To integrate these files to nuflux’ installation directory, run:

sudo ninja -C build install

Note: You should provide one flux file for each flux and particle type, e.g. H3a_SIBYLL23C_conv_numu.fits, H3a_SIBYLL23C_conv_nutaubar.fits, etc. If a certain particle type is not supported in your flux, you should implement that accordingly in your flux class.

  1. Register the fluxes: The last step is to tell the nuflux module about the new fluxes. This is done by adding them to the registry.
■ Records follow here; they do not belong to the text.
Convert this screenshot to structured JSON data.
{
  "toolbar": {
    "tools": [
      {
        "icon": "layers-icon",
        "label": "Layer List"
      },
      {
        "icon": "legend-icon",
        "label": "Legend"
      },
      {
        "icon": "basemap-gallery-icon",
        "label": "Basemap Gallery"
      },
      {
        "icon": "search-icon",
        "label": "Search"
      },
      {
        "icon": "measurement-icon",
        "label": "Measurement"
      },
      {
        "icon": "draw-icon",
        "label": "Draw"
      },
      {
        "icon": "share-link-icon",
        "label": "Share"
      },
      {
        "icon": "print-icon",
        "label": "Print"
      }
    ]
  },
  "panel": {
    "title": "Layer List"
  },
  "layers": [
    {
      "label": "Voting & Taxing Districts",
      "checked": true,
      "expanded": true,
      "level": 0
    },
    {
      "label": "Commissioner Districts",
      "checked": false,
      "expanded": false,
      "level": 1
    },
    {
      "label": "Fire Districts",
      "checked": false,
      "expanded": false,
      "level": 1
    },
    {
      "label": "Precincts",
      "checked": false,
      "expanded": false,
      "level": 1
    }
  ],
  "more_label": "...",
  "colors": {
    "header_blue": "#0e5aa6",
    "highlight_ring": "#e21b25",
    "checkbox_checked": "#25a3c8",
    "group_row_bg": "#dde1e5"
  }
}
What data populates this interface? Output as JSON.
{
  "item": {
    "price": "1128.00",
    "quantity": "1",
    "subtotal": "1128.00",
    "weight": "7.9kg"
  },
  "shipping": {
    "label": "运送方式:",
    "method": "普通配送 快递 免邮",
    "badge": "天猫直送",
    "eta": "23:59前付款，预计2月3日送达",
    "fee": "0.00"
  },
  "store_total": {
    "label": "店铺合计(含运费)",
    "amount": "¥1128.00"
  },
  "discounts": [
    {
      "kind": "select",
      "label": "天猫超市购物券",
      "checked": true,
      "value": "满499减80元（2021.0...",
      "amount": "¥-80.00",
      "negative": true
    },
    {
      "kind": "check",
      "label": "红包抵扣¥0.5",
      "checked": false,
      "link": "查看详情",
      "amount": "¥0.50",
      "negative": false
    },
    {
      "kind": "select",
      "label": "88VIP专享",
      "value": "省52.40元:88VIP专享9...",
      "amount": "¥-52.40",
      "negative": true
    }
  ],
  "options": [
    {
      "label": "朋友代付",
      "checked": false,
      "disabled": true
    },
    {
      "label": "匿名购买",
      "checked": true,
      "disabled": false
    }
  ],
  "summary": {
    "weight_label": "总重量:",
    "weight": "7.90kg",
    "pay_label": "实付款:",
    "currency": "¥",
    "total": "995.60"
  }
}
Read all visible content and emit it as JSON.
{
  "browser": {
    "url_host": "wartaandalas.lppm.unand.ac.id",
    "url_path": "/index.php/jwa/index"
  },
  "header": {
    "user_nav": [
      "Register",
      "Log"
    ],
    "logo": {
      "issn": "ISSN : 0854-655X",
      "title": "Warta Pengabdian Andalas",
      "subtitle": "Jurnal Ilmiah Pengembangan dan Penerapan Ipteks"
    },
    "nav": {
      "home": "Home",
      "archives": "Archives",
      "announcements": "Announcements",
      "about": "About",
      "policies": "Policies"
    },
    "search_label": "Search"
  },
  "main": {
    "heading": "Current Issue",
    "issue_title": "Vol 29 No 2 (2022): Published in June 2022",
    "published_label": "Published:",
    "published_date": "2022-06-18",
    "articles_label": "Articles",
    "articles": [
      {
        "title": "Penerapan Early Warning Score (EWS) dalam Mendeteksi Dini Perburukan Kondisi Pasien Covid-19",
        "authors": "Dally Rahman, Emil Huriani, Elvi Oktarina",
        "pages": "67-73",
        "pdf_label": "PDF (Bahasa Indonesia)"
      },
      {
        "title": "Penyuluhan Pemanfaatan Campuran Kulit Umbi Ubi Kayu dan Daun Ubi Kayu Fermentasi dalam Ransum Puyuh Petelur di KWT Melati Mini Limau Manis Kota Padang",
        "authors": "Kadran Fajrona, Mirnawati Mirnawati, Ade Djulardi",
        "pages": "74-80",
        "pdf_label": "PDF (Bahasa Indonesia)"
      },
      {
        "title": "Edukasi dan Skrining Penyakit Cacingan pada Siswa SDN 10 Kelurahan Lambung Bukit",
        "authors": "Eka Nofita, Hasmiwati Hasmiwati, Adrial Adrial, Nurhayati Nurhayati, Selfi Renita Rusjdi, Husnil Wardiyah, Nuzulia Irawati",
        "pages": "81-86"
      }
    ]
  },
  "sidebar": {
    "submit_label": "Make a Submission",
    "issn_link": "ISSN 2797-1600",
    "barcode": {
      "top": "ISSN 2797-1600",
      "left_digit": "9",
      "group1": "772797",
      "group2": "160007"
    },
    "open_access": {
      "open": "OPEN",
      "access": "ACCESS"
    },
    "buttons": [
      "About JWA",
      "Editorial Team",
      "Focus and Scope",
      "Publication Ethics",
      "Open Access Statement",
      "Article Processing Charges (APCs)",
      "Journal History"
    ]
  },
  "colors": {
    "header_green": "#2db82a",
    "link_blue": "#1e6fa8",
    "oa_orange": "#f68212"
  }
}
Add the respective lines to the end of your class file SplineFlux3.cpp, e.g.:

    NNF_REGISTER_FLUX("H3a_SIBYLL23C",&nuflux::SplineFlux3::makeFlux);
    NNF_REGISTER_FLUX("H3a_SIBYLL23C_pr",&nuflux::SplineFlux3::makeFlux);
    NNF_REGISTER_FLUX("H3a_SIBYLL23C_conv",&nuflux::SplineFlux3::makeFlux);
    NNF_REGISTER_FLUX("H3a_SIBYLL23C_k",&nuflux::SplineFlux3::makeFlux);
    NNF_REGISTER_FLUX("H3a_SIBYLL23C_pi",&nuflux::SplineFlux3::makeFlux);
    

You need one of these lines for each new flux, but not for each particle type. Just omit the particle names at the end. nuflux will call the right file for each particle automatically.